My first national park as an adult was Ranthambore, December 2021. The world was just exhaling after the first wave, and I had just been handed the greatest gift of my life, twin daughters. That trip was supposed to be one thing. It became something else entirely. A door swung open, and through it came friendships, lessons, contradictions, and enough material about human nature to keep me writing for years. Including about myself. Especially about myself. I am as guilty of every flaw I am about to describe. This is not a judgement from the stands. This is a confession from the field.
Word travels fast in these circles. Gossip travels faster. And people, wonderful flawed people, love to talk. We talk about each other in front of each other, and then with remarkable speed, switch sides the moment backs are turned. We enjoy the letting down. We take pleasure in the small collapse of someone else’s reputation. What we rarely stop to consider is how permanent those stories become. Brain tattoos, every one of them. Impossible to remove.
But this is also an ode. Nearly three years of wildlife, forests, people, and everything in between.
I have wandered these jungles alone, with tour operators, with government officials, with a mentor, and with more friends than I can count, some of whom are still friends. I have watched someone’s eyes light up seeing a tiger for the first time, and felt that same electricity myself standing in front of a melanistic leopard. I have seen how the system works, and where it bends. I have experienced deep trust, and watched it splinter. Wildlife photography, even in the short time I have been part of it, has shown me its full spectrum. The beauty and the ugliness. The generosity and the pettiness. None of it should be generalised, and yet all of it has taught me something.
My first steps into the forest were with a tour operator who built what felt like genuine friendship. I still think about what friendship actually means. Whether the expectations we carry into it are ever shared equally. Whether we set each other up to disappoint. Friendship, I have noticed, has started to behave like a follow and unfollow button. The bond lasted as long as it served. Then something fractured, apparently over a breach of trust, a breach that was not intended and that I have turned over in my mind many times since, wondering what I could have done differently.
These forests also introduced me to people whose stories quietly rearranged something in me. The simplicity and directness of people from India’s interior is something city life rarely cultivates. A school teacher who left a classroom full of futures to become a jungle guide. A forest guard who studied for his state exams under the only working lamp post in his village, the first from his family to enter government service. Imagine what that meant to his parents. Imagine what it cost him to get there. The forest has given a great deal to a great many people, in ways that have nothing to do with sightings.
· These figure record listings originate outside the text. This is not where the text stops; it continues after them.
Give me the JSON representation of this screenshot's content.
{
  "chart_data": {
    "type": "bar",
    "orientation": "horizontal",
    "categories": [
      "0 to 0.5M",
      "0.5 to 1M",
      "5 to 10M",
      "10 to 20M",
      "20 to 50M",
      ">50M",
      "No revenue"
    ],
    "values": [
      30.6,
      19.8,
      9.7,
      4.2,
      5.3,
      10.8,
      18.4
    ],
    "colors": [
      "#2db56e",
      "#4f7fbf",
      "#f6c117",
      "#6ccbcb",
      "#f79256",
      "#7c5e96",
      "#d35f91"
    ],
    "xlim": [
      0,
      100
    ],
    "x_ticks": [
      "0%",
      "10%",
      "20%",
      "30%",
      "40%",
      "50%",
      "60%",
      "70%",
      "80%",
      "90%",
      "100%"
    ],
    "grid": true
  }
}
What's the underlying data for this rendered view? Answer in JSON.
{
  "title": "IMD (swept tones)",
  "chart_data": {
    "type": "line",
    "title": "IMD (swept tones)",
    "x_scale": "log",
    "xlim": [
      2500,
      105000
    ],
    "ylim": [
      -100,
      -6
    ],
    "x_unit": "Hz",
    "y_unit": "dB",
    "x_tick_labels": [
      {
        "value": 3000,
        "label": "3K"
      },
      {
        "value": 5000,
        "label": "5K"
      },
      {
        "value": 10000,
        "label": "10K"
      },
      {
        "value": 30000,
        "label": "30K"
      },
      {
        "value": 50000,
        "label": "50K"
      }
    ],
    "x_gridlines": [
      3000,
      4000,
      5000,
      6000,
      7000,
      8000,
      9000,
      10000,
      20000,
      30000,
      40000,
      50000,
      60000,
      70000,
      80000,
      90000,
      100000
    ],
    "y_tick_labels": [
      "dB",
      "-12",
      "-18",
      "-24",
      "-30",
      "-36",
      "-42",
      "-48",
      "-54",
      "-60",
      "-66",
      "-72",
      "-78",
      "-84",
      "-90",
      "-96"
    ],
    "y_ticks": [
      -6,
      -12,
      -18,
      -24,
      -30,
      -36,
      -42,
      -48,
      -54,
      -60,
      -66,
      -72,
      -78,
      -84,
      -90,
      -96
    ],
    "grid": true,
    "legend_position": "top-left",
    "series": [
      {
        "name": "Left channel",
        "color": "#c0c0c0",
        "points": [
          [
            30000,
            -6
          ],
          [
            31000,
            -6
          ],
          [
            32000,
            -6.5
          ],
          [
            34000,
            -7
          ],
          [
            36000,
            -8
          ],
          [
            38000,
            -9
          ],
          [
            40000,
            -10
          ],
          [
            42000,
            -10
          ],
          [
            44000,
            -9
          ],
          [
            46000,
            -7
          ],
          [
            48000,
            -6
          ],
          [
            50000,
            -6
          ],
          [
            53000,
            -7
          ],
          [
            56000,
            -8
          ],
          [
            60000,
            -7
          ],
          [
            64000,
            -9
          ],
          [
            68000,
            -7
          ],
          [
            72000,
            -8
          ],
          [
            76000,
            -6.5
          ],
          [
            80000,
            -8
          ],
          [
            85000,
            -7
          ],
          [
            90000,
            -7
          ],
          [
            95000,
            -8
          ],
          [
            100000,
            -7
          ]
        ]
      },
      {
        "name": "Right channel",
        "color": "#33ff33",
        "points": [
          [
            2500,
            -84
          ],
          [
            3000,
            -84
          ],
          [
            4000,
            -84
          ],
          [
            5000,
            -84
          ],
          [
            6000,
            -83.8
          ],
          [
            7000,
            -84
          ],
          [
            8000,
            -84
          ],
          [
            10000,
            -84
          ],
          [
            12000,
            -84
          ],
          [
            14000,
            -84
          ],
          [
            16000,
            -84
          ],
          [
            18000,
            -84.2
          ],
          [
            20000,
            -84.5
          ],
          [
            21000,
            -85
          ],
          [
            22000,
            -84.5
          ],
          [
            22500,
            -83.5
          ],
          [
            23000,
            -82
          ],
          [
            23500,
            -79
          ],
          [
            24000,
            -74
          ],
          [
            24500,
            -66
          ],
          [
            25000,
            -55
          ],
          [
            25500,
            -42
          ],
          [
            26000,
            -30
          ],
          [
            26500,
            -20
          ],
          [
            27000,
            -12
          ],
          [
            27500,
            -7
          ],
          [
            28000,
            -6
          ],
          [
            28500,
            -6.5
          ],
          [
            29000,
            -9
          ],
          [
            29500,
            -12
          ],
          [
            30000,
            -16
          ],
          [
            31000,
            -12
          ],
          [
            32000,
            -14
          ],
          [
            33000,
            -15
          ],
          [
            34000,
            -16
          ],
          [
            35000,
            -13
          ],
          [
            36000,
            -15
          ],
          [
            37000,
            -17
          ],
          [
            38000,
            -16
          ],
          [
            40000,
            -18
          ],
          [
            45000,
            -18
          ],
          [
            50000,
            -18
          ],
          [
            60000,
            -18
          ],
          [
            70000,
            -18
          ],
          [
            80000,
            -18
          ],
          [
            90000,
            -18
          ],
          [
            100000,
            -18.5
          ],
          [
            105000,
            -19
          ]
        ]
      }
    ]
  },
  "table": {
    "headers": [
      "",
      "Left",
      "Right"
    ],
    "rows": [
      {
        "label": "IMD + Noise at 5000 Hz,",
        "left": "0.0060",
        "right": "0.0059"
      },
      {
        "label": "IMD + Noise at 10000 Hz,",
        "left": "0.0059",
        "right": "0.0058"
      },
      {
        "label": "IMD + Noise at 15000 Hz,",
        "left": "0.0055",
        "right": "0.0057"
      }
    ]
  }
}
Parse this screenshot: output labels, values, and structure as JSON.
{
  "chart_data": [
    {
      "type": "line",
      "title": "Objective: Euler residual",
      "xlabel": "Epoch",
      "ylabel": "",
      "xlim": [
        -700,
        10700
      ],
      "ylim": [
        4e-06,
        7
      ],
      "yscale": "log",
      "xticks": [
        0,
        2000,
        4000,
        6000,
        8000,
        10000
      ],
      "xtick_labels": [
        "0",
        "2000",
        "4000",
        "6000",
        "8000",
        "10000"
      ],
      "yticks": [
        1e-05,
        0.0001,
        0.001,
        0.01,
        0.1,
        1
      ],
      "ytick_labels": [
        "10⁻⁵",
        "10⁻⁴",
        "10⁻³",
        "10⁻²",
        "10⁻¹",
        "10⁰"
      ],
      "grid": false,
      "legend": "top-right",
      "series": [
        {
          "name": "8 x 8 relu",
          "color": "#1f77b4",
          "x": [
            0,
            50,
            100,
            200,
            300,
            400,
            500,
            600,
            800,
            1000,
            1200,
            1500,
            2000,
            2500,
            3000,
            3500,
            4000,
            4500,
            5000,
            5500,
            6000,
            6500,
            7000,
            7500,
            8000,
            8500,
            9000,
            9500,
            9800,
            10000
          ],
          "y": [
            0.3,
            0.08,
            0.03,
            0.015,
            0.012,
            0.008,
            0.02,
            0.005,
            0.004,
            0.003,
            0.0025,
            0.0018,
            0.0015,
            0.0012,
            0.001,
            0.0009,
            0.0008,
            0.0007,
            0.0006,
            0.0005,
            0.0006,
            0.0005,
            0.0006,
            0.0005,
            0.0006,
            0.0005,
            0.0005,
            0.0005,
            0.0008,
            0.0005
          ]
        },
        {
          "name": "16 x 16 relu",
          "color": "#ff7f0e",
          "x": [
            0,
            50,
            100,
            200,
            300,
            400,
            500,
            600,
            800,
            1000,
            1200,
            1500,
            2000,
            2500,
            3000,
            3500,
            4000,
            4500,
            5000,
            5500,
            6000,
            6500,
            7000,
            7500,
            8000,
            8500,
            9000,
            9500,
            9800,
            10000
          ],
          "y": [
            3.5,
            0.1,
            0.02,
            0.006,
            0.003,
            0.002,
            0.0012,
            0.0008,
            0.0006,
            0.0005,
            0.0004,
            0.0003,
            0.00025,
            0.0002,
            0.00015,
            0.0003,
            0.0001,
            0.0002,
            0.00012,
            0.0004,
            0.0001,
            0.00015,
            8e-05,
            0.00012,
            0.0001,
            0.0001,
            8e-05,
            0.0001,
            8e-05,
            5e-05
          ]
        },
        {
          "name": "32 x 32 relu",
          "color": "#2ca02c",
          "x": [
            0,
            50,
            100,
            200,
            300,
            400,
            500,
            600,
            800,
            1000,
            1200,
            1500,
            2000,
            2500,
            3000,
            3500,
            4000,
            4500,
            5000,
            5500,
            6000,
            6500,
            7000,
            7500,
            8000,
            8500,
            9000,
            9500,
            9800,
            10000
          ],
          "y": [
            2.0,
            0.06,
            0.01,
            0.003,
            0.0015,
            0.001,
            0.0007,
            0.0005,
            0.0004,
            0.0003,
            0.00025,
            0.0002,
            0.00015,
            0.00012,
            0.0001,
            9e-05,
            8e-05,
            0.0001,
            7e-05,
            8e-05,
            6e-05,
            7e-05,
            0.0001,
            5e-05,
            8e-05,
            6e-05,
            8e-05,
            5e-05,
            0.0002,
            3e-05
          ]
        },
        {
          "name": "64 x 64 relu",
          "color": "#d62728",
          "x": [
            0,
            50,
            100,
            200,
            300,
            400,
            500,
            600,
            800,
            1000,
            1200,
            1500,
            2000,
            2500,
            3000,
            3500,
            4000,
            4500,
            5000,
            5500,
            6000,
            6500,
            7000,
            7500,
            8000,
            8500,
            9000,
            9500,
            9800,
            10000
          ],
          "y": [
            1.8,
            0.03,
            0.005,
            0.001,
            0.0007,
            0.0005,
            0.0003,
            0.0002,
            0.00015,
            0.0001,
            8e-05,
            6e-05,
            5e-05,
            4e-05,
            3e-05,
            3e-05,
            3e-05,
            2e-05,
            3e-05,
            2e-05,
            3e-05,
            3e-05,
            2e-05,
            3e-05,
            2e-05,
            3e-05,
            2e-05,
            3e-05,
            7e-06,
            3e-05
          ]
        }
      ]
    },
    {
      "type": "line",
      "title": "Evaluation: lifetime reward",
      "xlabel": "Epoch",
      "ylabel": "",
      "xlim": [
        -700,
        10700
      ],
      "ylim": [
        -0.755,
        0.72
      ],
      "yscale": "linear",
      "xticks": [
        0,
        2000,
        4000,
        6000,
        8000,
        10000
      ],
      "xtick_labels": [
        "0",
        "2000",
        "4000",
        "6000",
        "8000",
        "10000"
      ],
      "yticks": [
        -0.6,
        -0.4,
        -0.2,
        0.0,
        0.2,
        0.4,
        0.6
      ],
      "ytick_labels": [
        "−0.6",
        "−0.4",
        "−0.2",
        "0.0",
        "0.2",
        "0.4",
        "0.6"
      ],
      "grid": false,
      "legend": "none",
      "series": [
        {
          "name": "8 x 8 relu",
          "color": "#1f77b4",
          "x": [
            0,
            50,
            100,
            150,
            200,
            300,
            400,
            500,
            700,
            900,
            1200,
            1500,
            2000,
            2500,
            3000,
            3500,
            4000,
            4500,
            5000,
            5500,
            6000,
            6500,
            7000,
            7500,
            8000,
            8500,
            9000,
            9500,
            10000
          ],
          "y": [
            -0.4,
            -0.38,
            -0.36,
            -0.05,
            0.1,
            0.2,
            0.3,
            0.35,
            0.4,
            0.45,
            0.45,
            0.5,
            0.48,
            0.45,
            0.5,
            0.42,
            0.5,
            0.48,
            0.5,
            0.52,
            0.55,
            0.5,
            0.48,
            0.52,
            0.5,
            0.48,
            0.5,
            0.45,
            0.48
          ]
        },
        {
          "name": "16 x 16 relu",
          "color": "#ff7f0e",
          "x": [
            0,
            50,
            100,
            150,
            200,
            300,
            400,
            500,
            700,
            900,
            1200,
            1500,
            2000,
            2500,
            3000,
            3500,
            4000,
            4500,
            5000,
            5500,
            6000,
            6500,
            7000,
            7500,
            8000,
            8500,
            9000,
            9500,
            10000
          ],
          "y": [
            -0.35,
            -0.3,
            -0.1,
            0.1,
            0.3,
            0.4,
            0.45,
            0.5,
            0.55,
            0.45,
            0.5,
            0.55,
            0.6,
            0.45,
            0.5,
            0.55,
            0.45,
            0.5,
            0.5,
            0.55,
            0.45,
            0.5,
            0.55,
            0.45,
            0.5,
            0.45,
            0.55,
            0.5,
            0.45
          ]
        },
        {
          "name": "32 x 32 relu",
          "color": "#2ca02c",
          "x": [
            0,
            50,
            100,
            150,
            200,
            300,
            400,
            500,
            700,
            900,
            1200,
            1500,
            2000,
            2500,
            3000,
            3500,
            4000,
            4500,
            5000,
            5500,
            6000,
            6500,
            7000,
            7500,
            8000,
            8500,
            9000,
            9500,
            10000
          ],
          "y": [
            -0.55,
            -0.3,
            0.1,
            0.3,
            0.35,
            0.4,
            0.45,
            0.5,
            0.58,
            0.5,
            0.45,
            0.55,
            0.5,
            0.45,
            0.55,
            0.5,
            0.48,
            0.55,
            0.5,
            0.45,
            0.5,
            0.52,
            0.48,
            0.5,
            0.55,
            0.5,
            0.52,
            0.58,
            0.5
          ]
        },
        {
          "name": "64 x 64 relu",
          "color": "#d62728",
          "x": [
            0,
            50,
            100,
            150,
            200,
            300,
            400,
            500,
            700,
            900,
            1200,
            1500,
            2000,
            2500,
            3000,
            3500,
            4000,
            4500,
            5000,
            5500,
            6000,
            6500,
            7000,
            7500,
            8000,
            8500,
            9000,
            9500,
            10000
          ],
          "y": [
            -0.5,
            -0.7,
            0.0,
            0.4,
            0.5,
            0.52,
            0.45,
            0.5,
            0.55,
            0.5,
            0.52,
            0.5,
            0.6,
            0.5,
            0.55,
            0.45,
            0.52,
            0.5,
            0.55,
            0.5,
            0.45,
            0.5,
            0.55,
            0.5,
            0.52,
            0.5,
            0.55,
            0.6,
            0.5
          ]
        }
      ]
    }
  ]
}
The ecosystem has its own politics though. What lands lightly on one person lands heavily on another, and in these forests that line is thinner than you would expect. Drivers and guides who pour everything into their work, through dust and cold and heat, can be wounded by a casual joke that the person making it will forget within the hour. The Chinese whispers travel through here just as they do everywhere else. The guide who always gets the sightings quietly accumulates resentment. The one who comes up empty receives sympathy wrapped in a smirk.
There are rocking seasons and there are dry ones. There are friends you let loose with completely, who you then somehow never speak to again the moment you are back in ordinary life. There are people who have your back, and people who are standing right behind you holding something sharp. And underneath all of it runs the same question. Why? Why the gossip? Why the politics? Why the need to forge and break and rebuild? Am I here for the dopamine? Or am I here for the stillness? The unhurried observation. The slower reflexes becoming quicker ones. The rare, extraordinary discipline of sitting completely still, everything paused, waiting for a single movement in the grass.
I think it is both. I think they are harder to separate than I would like.
I had a mentor enter my life at the right moment, introduced by a friend who observed I had accumulated considerable gear and was using very little of it well. The comparison to a Swiss Army knife with most of the blades folded in felt accurate and slightly embarrassing. So I started learning again. The split second decision. The instant regret and the instant recovery. The awareness that sharpens when you cannot afford to be slow. These are not just photography skills. They are life skills. Removing 72 hours from the calendar every month for this is not indulgence. It is maintenance.
The nicknames we give the guides and drivers. The jokes that land, the ones that do not, and the big heartedness with which they absorb both. The window into grassroots India that these forests provide. Men who work a safari, then drive a taxi the same evening, building toward opportunities for their children that they never had access to themselves. There is no complaint in it. There is only direction.
The jungle has shown me how to compete and how to let go. How to wait and how to move on. How to sit with my own shortcomings without catastrophising them. Every dry safari carries within it the optimism that the next one will deliver everything. Every broken friendship leaves behind a question worth carrying. Every new bond formed between people who have no business knowing each other, connected only by a shared love of something wild, feels like evidence of something good in human nature.
These are my memoirs. My thinking, and my overthinking. You may not agree. It may not resonate. It may feel like too much, or it may give you a sharper picture of how I see things. Either way, it is what I feel, and I would rather say it than not.